Background: Irritant contact dermatitis of the hands is very common in dental laboratory technicians due to frequent contact with various irritants. Barrier creams (HS) are often avoided because a tight grip of tools and small objects is necessary; furthermore dental objects must not be contaminated by HS. In this study the efficacy of HS applied during working hours was compared to skin care products (HP) applied only after work.
Method: 2 popular commercial HS (HS-1, HS-2) and 2 moisturizers containing urea and beeswax respectively (HP-1, HP-2) were evaluated in 5 laboratories by a total of 192 technicians. Every technician used one HS (several applications during working hours) and one HP applied at home at least once daily for 4 weeks each with a wash-out period of 2 weeks in between. The sequence HS-HP, HP-HS was randomized for every laboratory in two single blind cross over designs for both combinations (HS-1 with HP-1, HS-2 with HP-2). The technicians scored the products on a scale of efficacy (worse, none, good, very good). The skin condition was evaluated by a dermatologist at the beginning of the study, after 4, 6 and 10 weeks on a scale for erythema, infiltration, vesicles, fissures and scaling to produce a sum score. Furthermore, transepidermal water loss (TEWL) was measured on the back of the hand and on the ventral aspect of the forearm at the beginnung and the end of the 4 weeks application period. The quotient of these two parameters was used for statistical evaluation (covariance analysis).
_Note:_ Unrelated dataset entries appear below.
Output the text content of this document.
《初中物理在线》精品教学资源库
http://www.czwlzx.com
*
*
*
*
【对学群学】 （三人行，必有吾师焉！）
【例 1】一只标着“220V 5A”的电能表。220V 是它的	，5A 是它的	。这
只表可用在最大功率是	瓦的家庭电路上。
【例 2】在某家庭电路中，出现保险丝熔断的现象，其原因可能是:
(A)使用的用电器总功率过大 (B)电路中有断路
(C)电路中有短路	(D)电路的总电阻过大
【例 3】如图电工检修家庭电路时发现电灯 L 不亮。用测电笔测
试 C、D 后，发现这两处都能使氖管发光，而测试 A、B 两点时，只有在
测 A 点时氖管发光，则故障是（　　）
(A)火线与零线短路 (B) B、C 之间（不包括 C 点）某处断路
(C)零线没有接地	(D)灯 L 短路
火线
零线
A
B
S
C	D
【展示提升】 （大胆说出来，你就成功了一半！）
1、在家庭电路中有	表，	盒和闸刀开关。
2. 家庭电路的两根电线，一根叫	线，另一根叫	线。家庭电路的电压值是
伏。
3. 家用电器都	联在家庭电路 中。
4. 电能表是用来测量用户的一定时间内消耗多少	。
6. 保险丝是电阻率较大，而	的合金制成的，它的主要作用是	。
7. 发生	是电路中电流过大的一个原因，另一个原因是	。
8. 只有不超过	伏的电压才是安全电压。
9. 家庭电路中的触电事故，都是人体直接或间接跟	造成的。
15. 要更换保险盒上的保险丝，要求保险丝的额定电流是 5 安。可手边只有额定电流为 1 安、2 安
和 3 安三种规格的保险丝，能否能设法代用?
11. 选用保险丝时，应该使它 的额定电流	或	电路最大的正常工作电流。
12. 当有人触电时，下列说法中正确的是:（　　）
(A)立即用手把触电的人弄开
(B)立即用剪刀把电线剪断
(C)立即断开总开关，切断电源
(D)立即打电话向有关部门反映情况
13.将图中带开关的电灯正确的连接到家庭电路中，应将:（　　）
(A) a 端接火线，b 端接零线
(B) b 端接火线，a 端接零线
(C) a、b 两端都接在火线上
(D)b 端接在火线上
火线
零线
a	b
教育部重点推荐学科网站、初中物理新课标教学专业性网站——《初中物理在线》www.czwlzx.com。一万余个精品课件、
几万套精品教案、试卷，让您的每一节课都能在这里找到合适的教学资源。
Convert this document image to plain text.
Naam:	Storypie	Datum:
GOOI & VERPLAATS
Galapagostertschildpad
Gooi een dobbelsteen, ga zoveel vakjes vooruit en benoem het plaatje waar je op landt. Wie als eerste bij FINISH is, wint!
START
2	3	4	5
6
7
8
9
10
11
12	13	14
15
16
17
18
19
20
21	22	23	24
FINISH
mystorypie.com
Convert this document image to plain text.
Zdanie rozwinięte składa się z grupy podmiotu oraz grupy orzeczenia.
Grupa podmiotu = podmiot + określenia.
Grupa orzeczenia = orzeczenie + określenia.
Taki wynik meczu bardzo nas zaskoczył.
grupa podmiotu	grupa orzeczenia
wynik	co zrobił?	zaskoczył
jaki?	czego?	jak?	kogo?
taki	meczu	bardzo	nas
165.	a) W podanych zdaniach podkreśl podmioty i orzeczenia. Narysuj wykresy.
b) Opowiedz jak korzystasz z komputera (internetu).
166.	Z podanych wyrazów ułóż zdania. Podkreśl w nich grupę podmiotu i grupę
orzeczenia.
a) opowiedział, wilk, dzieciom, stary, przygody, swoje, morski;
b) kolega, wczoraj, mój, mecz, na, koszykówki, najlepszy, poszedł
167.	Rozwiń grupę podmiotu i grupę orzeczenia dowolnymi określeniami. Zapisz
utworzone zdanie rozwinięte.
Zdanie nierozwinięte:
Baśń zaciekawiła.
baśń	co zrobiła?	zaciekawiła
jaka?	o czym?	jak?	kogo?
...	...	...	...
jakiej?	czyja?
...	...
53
Results: The assessment of either "good" or "very good" was as follows: HS-1 58%; HS-2 67%; HP-1 77%; HP-2 98%. Both HP, particularly HP-2, were judged superior to either HS. This was confirmed by the improvement of the skin condition (HS-1 35%; HS-2 44%; HP-1 55%; HP-2 56%). Statistical significance of the differences in TEWL data was clearly demonstrated: HP-1 better than HS-1 (p = 0.007); HP-2 better than HS-2 (p = 0.03). The acceptance of the products was high. The majority was willing to continue its usage after the study (68 %-89 %).
Conclusions: The results demonstrate that the use of after work moisturizers is highly beneficial and under the chosen study conditions even superior to barrier creams applied at work. This approach is more practical for many professions and may effectively reduce the frequency of irritant contact dermatitis.